Why PROTECT IP/SOPA Is The Exact Wrong Approach To Dealing With Infringement Online
from the you're-getting-the-problem-backwards dept
As the various “battle lines” are supposedly being drawn between the entertainment industry and the tech industry in the fight over PROTECT IP/SOPA, it’s worth pointing out that nothing is further from the truth. For decades, the tech industry has regularly supplied all sorts of useful new technologies to the content industry that has allowed them to make more money, while decreasing their costs of production, distribution and promotion. Of course, the problem is that every time the tech industry does so, the entertainment industry flips out and misinterprets efficiency as some evil form of “piracy.” That’s because, as an industry, the entertainment industry has always focused on keeping things inefficient and on making money in the complexity of inefficiency. Making things more efficient messes with that business model… even if it always (always!) opens up greater opportunity.
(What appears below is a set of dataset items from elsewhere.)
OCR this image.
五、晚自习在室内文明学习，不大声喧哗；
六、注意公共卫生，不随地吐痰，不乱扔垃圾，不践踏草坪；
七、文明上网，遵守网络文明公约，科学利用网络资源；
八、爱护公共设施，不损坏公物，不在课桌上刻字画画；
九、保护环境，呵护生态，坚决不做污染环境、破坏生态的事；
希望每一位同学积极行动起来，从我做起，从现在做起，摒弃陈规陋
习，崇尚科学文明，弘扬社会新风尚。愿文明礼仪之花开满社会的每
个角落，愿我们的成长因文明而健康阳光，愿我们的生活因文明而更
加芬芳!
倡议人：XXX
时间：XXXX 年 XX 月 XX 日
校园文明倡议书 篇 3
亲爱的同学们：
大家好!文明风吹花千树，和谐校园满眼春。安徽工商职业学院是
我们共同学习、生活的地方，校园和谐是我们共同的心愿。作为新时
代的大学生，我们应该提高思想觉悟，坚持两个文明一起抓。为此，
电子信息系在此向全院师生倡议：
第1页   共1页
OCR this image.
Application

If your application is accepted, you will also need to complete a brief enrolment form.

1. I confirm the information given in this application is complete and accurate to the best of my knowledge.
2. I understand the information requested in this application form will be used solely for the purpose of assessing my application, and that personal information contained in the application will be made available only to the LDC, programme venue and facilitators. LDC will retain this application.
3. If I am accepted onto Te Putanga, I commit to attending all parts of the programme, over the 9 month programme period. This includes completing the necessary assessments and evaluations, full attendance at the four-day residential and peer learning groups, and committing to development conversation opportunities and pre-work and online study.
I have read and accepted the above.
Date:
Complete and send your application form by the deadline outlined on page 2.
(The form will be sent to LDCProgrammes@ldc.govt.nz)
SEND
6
The latest technological problem is the internet, which is, by default, the world’s greatest copy machine. It’s also a phenomenal tool for creation, promotion and distribution of works. It’s also a fantastic tool for monetization… but not in the traditional ways.
The industry, of course, freaks out and declares that the problem is “piracy.” And, let’s be totally clear here: “piracy” is a problem for the legacy industries that it disrupts.
But what kind of problem?
The industry has interpreted it as a legal problem, or an enforcement problem. However, there’s little evidence to support this assertion. In fact, there’s a tremendous amount of empirical evidence that it’s not an enforcement problem at all.
Instead, it appears to be a business model problem. The money being spent by fans continues to rise, not shrink. It’s just that it’s going to different places than it did in the past. That suggests a business problem for the legacy players who have had their businesses decimated. So, again, let’s agree on a fundamental point: “piracy” is absolutely a problem for the legacy players. The money is still being spent, but it’s a business problem in that the money is shifting to other venues.
Given this simple realization (piracy is a business problem, not a legal/enforcement problem), you can pretty quickly understand why SOPA/PROTECT IP is the exact wrong approach that will actually do more harm to the entertainment industry. That’s because what the entertainment industry needs to adapt and change its business are the new platforms that make it easier for them to make money. As we’ve seen over and over again, the most successful (by far) “attack” against piracy is awesome new platforms that give customers what they want, such as Spotify and Netflix. Services like those have been shown, repeatedly, to be the single best way to cut down “piracy,” because they offer something better, something more convenient and with better features.
Unfortunately, SOPA/PROTECT IP actually makes it much harder and much more expensive to develop the next generation of platforms that will help to solve the business problem the entertainment industry faces. The main “enforcement” mechanism in these bills is to put liability on third party service providers coming from the tech industry, undermining the safe harbors of the DMCA and the legal framework that has allowed tons of important internet platforms to evolve. It makes it so that next generation of Spotifys and Netflixes can’t even get started. The liability and the risk is much higher. Rather than two guys in a garage coming up with the next great thing, they need two guys and a dozen lawyers. That makes the garage crowded. And expensive. And it means the venture capitalists, who fund innovation, will be a lot less likely to invest.
The end result of attacking a business problem as if it were a legal problem is that it leads to attacking the key thing that the entertainment industry needs to deal with the problem created by piracy. In other words, by misunderstanding the nature of the problem, the entertainment industry is (yet again) aiming the weapons that the tech industry has given them right at their own feet.